Bonne idée d’allier l’universalité de l’amour et du désir d’enfant à la représentation d’un personnage transgenre dans une situation extraordinaire. Dommage que, malgré le beau travail d’incarnation, le film emprunte autant le chemin du didactisme et parfois du simplisme.
A Good Man, un homme bien. Être un homme bien ne nécessite pas forcément d’être né dans un corps d’homme. C’est le cas de Benjamin, transgenre et pilier de cette histoire. Marie-Castille Mention-Schaar choisit méticuleusement les sujets de société des films qu’elle écrit, réalise et produit depuis quelques titres. La transmission par l’Histoire dans Les Héritiers, l’embrigadement djihadiste des jeunes filles dans Le ciel attendra, la transidentité aujourd’hui. Visant toujours le grand public et la vulgarisation, elle a bâti son scénario avec Christian Sonderegger, auteur du documentaire Coby, qu’elle a produit et qui suivait le frère transgenre de ce dernier, par ailleurs source d’inspiration de A Good Man, et à qui cette œuvre est dédiée.
Soit donc un couple, une histoire d’amour et un désir d’enfant. Banal et universel sur le papier, mais très singulier dans la situation d’Aude, femme cisgenre, et Benjamin, homme transgenre. Car la première est stérile, et le second, en attente de l’étape définitive de sa transition, peut encore tomber enceint. Le sujet est inédit dans la fiction française, mais l’auteure enfonce malheureusement le clou côté écriture. La démonstration explicative et didactique prend de l’ampleur au fil du déroulé dramatique, de l’envie de bébé à la grossesse de Benjamin. Sujet passionnant, mais traitement affadi aussi par la construction binaire des réactions collatérales. Le frère du héros est harmonieusement tolérant au départ, puis complètement réfractaire dans sa scène suivante, quand leur mère est présentée farouchement négative, avant de devenir miraculeusement complice.
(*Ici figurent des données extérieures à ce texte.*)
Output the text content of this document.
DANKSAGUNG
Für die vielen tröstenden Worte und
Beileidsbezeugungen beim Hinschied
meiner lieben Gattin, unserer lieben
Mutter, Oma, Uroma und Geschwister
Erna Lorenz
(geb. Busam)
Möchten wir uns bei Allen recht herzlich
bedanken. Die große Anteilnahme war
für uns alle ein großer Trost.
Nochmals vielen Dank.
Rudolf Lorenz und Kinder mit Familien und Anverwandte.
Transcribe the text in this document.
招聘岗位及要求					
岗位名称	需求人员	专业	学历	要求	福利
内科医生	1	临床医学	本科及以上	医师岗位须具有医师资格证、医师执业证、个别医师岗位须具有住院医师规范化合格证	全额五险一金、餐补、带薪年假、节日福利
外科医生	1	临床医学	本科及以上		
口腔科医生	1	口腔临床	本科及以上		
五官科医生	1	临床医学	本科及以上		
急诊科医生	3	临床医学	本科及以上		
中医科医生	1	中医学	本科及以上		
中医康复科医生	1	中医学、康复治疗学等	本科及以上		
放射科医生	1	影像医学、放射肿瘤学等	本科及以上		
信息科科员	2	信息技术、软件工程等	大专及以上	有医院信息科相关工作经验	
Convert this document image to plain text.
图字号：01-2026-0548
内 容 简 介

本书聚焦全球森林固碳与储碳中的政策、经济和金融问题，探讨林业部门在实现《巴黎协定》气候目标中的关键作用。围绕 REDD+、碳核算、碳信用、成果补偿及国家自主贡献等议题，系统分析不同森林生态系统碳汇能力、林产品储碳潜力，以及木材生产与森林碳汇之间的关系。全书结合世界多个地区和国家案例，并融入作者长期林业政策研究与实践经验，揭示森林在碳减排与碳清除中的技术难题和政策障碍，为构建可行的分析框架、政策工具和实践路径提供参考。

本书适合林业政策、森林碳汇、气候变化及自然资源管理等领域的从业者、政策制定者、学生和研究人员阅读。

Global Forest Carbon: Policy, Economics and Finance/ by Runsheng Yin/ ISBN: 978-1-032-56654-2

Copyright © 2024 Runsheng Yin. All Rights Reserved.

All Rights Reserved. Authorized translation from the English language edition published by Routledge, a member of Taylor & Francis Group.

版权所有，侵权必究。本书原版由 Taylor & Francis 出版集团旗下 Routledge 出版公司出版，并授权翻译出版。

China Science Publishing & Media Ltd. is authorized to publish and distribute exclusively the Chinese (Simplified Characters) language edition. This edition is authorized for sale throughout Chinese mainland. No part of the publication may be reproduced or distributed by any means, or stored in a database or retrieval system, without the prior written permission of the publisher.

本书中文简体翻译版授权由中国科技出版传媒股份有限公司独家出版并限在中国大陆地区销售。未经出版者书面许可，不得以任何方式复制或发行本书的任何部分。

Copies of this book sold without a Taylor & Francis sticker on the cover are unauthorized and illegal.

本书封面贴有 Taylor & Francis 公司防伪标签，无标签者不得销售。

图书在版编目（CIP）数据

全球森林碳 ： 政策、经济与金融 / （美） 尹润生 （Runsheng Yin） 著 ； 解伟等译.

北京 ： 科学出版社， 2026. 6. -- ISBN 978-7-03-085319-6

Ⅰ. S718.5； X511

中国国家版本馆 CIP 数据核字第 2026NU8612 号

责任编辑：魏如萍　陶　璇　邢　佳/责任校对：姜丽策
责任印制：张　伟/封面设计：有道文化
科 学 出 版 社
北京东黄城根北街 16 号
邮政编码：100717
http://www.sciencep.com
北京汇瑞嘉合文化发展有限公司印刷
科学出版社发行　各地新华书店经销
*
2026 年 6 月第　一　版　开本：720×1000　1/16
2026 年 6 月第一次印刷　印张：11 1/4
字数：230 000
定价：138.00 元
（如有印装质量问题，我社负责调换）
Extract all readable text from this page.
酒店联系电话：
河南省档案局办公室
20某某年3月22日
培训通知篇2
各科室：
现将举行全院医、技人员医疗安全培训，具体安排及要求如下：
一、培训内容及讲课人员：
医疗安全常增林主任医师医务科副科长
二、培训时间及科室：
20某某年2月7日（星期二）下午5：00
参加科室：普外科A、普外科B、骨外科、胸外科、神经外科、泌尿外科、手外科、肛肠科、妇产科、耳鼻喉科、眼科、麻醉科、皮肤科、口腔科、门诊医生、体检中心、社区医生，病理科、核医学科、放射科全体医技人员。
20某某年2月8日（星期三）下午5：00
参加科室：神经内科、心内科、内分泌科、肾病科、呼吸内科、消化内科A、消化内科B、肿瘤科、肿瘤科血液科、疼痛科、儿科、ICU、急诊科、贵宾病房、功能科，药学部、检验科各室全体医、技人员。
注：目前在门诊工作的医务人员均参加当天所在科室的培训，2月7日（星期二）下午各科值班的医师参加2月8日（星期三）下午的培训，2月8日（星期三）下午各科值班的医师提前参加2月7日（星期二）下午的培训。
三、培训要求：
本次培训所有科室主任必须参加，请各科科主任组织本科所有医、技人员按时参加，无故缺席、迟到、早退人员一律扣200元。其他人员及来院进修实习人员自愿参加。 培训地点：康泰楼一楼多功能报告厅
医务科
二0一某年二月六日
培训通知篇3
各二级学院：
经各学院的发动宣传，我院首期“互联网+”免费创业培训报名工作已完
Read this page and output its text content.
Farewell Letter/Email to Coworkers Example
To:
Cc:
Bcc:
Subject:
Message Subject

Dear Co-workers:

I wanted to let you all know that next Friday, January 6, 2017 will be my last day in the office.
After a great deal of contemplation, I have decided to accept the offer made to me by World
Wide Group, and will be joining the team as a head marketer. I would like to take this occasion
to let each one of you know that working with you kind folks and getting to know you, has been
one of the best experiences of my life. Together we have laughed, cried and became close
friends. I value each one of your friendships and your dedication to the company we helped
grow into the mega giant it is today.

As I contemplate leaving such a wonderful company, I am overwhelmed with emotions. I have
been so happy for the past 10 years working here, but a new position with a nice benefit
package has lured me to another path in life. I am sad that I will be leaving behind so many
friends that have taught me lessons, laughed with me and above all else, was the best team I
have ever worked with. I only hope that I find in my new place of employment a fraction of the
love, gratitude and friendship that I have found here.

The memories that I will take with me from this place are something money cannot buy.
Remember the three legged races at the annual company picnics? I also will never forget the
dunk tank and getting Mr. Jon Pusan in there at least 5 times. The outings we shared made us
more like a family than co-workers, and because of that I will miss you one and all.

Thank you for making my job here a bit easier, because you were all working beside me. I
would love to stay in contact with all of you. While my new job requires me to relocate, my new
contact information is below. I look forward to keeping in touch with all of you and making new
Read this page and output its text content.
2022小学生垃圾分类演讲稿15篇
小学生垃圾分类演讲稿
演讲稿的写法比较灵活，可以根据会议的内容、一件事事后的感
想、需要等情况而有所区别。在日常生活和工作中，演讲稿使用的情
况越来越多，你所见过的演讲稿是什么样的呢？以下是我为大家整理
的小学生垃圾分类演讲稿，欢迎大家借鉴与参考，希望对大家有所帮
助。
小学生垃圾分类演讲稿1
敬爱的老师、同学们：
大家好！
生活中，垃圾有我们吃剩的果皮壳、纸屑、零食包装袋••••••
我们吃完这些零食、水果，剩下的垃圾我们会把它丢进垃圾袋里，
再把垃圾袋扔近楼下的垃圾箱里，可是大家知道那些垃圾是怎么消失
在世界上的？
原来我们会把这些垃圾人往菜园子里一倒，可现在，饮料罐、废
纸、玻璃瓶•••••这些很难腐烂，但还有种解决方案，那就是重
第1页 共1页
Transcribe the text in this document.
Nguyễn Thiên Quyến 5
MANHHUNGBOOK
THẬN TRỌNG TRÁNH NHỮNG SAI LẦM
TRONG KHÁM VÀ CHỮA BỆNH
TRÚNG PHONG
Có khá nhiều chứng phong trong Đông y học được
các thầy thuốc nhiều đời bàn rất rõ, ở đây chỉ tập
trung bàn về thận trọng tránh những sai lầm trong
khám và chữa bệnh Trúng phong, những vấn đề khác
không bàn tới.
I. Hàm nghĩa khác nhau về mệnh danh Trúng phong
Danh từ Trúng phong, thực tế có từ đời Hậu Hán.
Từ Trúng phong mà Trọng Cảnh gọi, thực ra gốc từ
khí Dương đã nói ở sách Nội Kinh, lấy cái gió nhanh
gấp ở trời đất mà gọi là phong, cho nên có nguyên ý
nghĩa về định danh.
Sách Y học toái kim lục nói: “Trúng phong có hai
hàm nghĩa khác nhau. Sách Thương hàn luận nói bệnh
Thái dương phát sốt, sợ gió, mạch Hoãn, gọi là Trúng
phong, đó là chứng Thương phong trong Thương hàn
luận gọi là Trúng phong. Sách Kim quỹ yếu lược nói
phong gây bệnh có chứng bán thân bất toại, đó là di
Ces schématismes alourdissent le tout, même s’il y a de bonnes idées. Celle de situer l’action sur un territoire isolé, cocon recréé et détaché de l’historique du protagoniste et du duo amoureux, à savoir l’île de Groix en Bretagne, dont la cinéaste filme quelques autochtones vieillissants. Celle d’associer les actrices Noémie Merlant, excellente dans une partition casse-gueule, vue en amoureuse passionnée d’Adèle Haenel dans Portrait de la jeune fille en feu de Céline Sciamma, en désirante sans frontière genrée dans Les Olympiades de Jacques Audiard, et Soko, chanteuse et comédienne à la sensibilité tout-terrain, et impliquée dans la représentation queer. Celle d’inviter Jonas Ben Ahmed, acteur transgenre, pour jouer le second rôle de Neil, le livreur de courses. Les récits se diversifient et s’enrichissent. Gageons que les œuvres à venir seront pleinement abouties.